The first thing that strikes you is that familiar word, darkness. The opening track – ‘City Of Fallen Angels’ – is an exercise in just that. Carlson’s melancholic guitar is layered with deep, distorted atmospherics that gradually evolve into a wall of sound. White noise buzzes around the top end, with ethereal harmonics providing added depth to the soundscape.

‘Gasoline’ follows, initial atmospherics are soon accompanied by a thumping kick pattern. The expectancy at this point is of a dubstep track, with deep bass tones and that classic 140 swagger. However, Carlson’s guitar soon cuts through, a gigantic wall of sound that changes your perception of the track within an instant. It’s a quite captivating juxtaposition of two genres, unique to the two artists on display.

The fourth track on the album ‘Snakes vs Rats’ is the first single from it, and it’s not difficult to understand why. The opening is a deep, menacing, slow beat accompanied by a rich bass. Trancey synths soon join in with Carlson’s guitar, the distortion applied is aggressive, but fits the general timbre perfectly. It’s another strange pick ’n’ mix of sounds, with hats and percussion ripped straight from a drum machine, accompanied by ethereal soundscapes and that ever present Drone Metal guitar. It does work though.

‘American Dream’ is a long, long track. At 10:17 it’s the second longest on the album. Although the darkness prevails massively on this track we do hear a much cleaner guitar sound that gently moves between the same few notes for it’s duration. The menace is instead provided by The Bug, fat, distorted synths sweep around, with hissy white noise almost sounding like the sea. If it does evoke images of the beach however they are of an incredibly stormy one, there’s electrical sounding rattles scattered about that, in this analogy, sound like lighting fizzing above, threatening to crash down at any moment. It’s almost apocalyptic.
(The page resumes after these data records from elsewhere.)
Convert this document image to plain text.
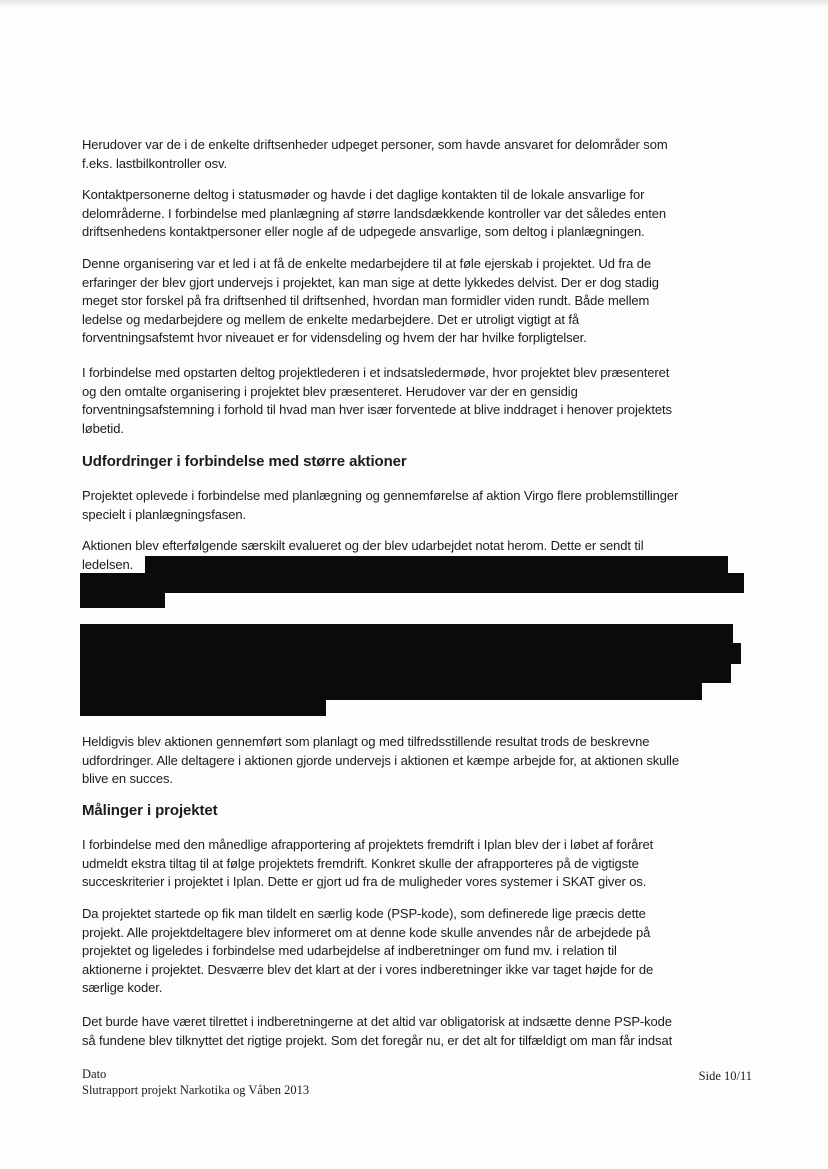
Herudover var de i de enkelte driftsenheder udpeget personer, som havde ansvaret for delområder som
f.eks. lastbilkontroller osv.

Kontaktpersonerne deltog i statusmøder og havde i det daglige kontakten til de lokale ansvarlige for
delområderne. I forbindelse med planlægning af større landsdækkende kontroller var det således enten
driftsenhedens kontaktpersoner eller nogle af de udpegede ansvarlige, som deltog i planlægningen.

Denne organisering var et led i at få de enkelte medarbejdere til at føle ejerskab i projektet. Ud fra de
erfaringer der blev gjort undervejs i projektet, kan man sige at dette lykkedes delvist. Der er dog stadig
meget stor forskel på fra driftsenhed til driftsenhed, hvordan man formidler viden rundt. Både mellem
ledelse og medarbejdere og mellem de enkelte medarbejdere. Det er utroligt vigtigt at få
forventningsafstemt hvor niveauet er for vidensdeling og hvem der har hvilke forpligtelser.

I forbindelse med opstarten deltog projektlederen i et indsatsledermøde, hvor projektet blev præsenteret
og den omtalte organisering i projektet blev præsenteret. Herudover var der en gensidig
forventningsafstemning i forhold til hvad man hver især forventede at blive inddraget i henover projektets
løbetid.

Udfordringer i forbindelse med større aktioner

Projektet oplevede i forbindelse med planlægning og gennemførelse af aktion Virgo flere problemstillinger
specielt i planlægningsfasen.

Aktionen blev efterfølgende særskilt evalueret og der blev udarbejdet notat herom. Dette er sendt til
ledelsen.

Heldigvis blev aktionen gennemført som planlagt og med tilfredsstillende resultat trods de beskrevne
udfordringer. Alle deltagere i aktionen gjorde undervejs i aktionen et kæmpe arbejde for, at aktionen skulle
blive en succes.

Målinger i projektet

I forbindelse med den månedlige afrapportering af projektets fremdrift i Iplan blev der i løbet af foråret
udmeldt ekstra tiltag til at følge projektets fremdrift. Konkret skulle der afrapporteres på de vigtigste
succeskriterier i projektet i Iplan. Dette er gjort ud fra de muligheder vores systemer i SKAT giver os.

Da projektet startede op fik man tildelt en særlig kode (PSP-kode), som definerede lige præcis dette
projekt. Alle projektdeltagere blev informeret om at denne kode skulle anvendes når de arbejdede på
projektet og ligeledes i forbindelse med udarbejdelse af indberetninger om fund mv. i relation til
aktionerne i projektet. Desværre blev det klart at der i vores indberetninger ikke var taget højde for de
særlige koder.

Det burde have været tilrettet i indberetningerne at det altid var obligatorisk at indsætte denne PSP-kode
så fundene blev tilknyttet det rigtige projekt. Som det foregår nu, er det alt for tilfældigt om man får indsat

Dato
Slutrapport projekt Narkotika og Våben 2013
Side 10/11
‘Don’t Walk These Streets’ is a return to beat oriented music. It’s just as foreboding and ominous as the rest of ‘Concrete Desert’, but has a bit more danceability to it, although this release really isn’t intended for that purpose. It is a heads down kind of dance though, strongly influenced by The Bug’s forays into dubstep, rhythmic rather than melodic you can tell where the branches of that genre have extended themselves into.

The album closes off with the title track, ‘Concrete Desert’, this is the longest one on the album. It works nicely as a summary, drawing on semi-familiar tones from the nine preceding tracks, particularly within the guitar’s chords. It’s spacey and ambient and doesn’t progress with any kind of haste, preferring rather to let the listener immerse themselves within it. 

As experimental as it is, the album as a whole is generally quite successful, it’s an interesting take on a collection of genres that often really have no business being mashed together. It’s executed well by the pair though, they manage to maintain interest throughout and the album’s intention of painting a picture of a city does come true. You become embroiled within it’s darkness, clear images of a post-apocalyptic city sparked within your brain. It’s fierce, it’s menacing and it's amazingly caliginous.

That was intense, I’m off to listen to some disco.